PATIENTS AND METHODS: Prospective bi-centre (rheumatology and dermatology) study over 6months, including psoriasis pts requiring systemic treatment, with or without musculoskeletal symptoms and/or psoriatic arthritis (PsA). Clinical assessment (M0 and M6) included: BASDAI, HAQ, SPARCC, PASI and nail disease. US assessment (M0 and M6) with Grey Scale and PD of 10 entheses was performed by one trained rheumatologist blinded to clinical and biological data, scoring morphological, structural lesions and PD signal.

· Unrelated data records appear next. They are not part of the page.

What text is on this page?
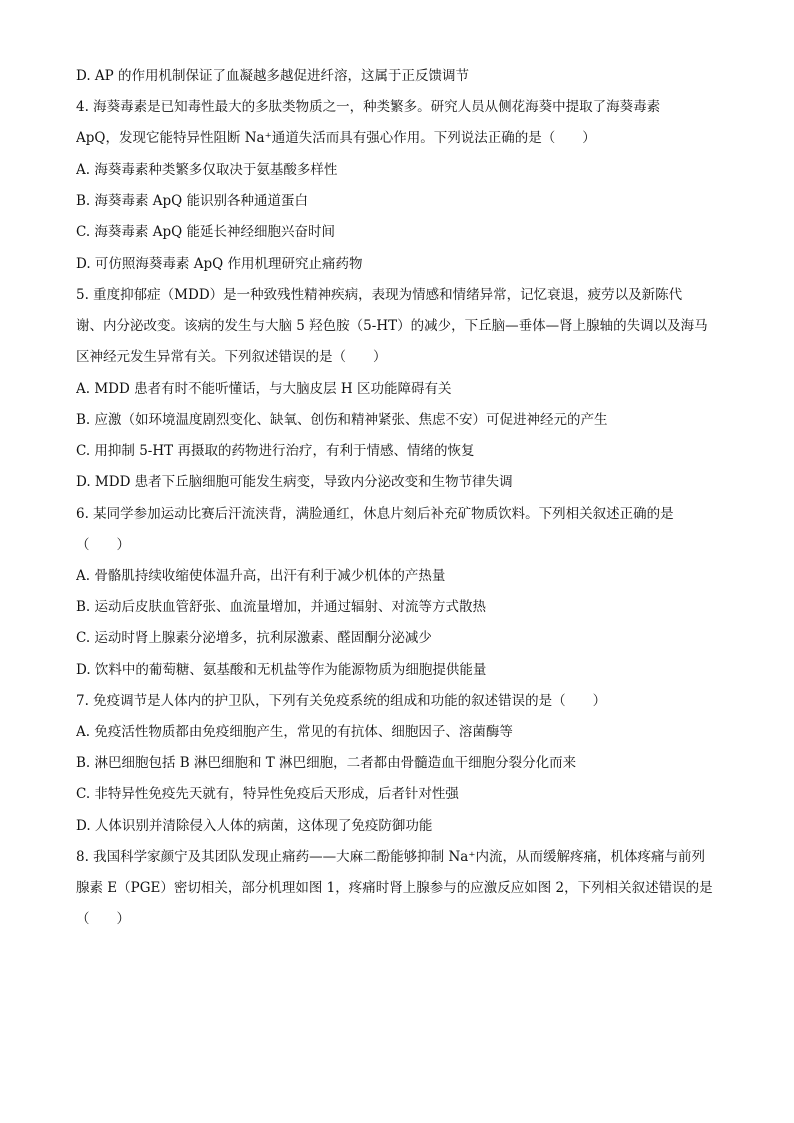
D. AP 的作用机制保证了血凝越多越促进纤溶，这属于正反馈调节
4. 海葵毒素是已知毒性最大的多肽类物质之一，种类繁多。研究人员从侧花海葵中提取了海葵毒素
ApQ，发现它能特异性阻断 Na⁺通道失活而具有强心作用。下列说法正确的是（　　）
A. 海葵毒素种类繁多仅取决于氨基酸多样性
B. 海葵毒素 ApQ 能识别各种通道蛋白
C. 海葵毒素 ApQ 能延长神经细胞兴奋时间
D. 可仿照海葵毒素 ApQ 作用机理研究止痛药物
5. 重度抑郁症（MDD）是一种致残性精神疾病，表现为情感和情绪异常，记忆衰退，疲劳以及新陈代
谢、内分泌改变。该病的发生与大脑 5 羟色胺（5-HT）的减少，下丘脑—垂体—肾上腺轴的失调以及海马
区神经元发生异常有关。下列叙述错误的是（　　）
A. MDD 患者有时不能听懂话，与大脑皮层 H 区功能障碍有关
B. 应激（如环境温度剧烈变化、缺氧、创伤和精神紧张、焦虑不安）可促进神经元的产生
C. 用抑制 5-HT 再摄取的药物进行治疗，有利于情感、情绪的恢复
D. MDD 患者下丘脑细胞可能发生病变，导致内分泌改变和生物节律失调
6. 某同学参加运动比赛后汗流浃背，满脸通红，休息片刻后补充矿物质饮料。下列相关叙述正确的是
（　　）
A. 骨骼肌持续收缩使体温升高，出汗有利于减少机体的产热量
B. 运动后皮肤血管舒张、血流量增加，并通过辐射、对流等方式散热
C. 运动时肾上腺素分泌增多，抗利尿激素、醛固酮分泌减少
D. 饮料中的葡萄糖、氨基酸和无机盐等作为能源物质为细胞提供能量
7. 免疫调节是人体内的护卫队，下列有关免疫系统的组成和功能的叙述错误的是（　　）
A. 免疫活性物质都由免疫细胞产生，常见的有抗体、细胞因子、溶菌酶等
B. 淋巴细胞包括 B 淋巴细胞和 T 淋巴细胞，二者都由骨髓造血干细胞分裂分化而来
C. 非特异性免疫先天就有，特异性免疫后天形成，后者针对性强
D. 人体识别并清除侵入人体的病菌，这体现了免疫防御功能
8. 我国科学家颜宁及其团队发现止痛药——大麻二酚能够抑制 Na⁺内流，从而缓解疼痛，机体疼痛与前列
腺素 E（PGE）密切相关，部分机理如图 1，疼痛时肾上腺参与的应激反应如图 2，下列相关叙述错误的是
（　　）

RESULTS: Complete data were obtained on 340 entheses in 34 patients. Twenty-two were asymptomatic (PsO) and 12 symptomatic (PsA). They received conventional treatment and/or biologics.

AT BASELINE: US abnormalities were found in 97.1% total population and in 86.4% PsO patients. 95/340 enthesitis were observed, 57/220 in PsO vs 38/120 in PsA (P=0.258). Neither group had PD signal. Presence of 24/90 enthesitis in patients with nail disease vs 33/130 without (P=0.831). AT M6: Twenty-three patients were assessed. US morphological (thickness and hypoechogenicity) abnormalities were improved in PsO (n=13) (P=0.021) and PsA patients (n=10) (P=0.164) with a significant decrease of BASDAI, HAQ, SPARCC.

CONCLUSION: We observed a high frequency of US enthesitis in psoriasis patients, with or without musculoskeletal symptoms, requiring systemic treatment. At 6months, US morphological abnormalities were likely to improve. Further studies would be interesting to validate our data and to assess their potential impact on PsA development.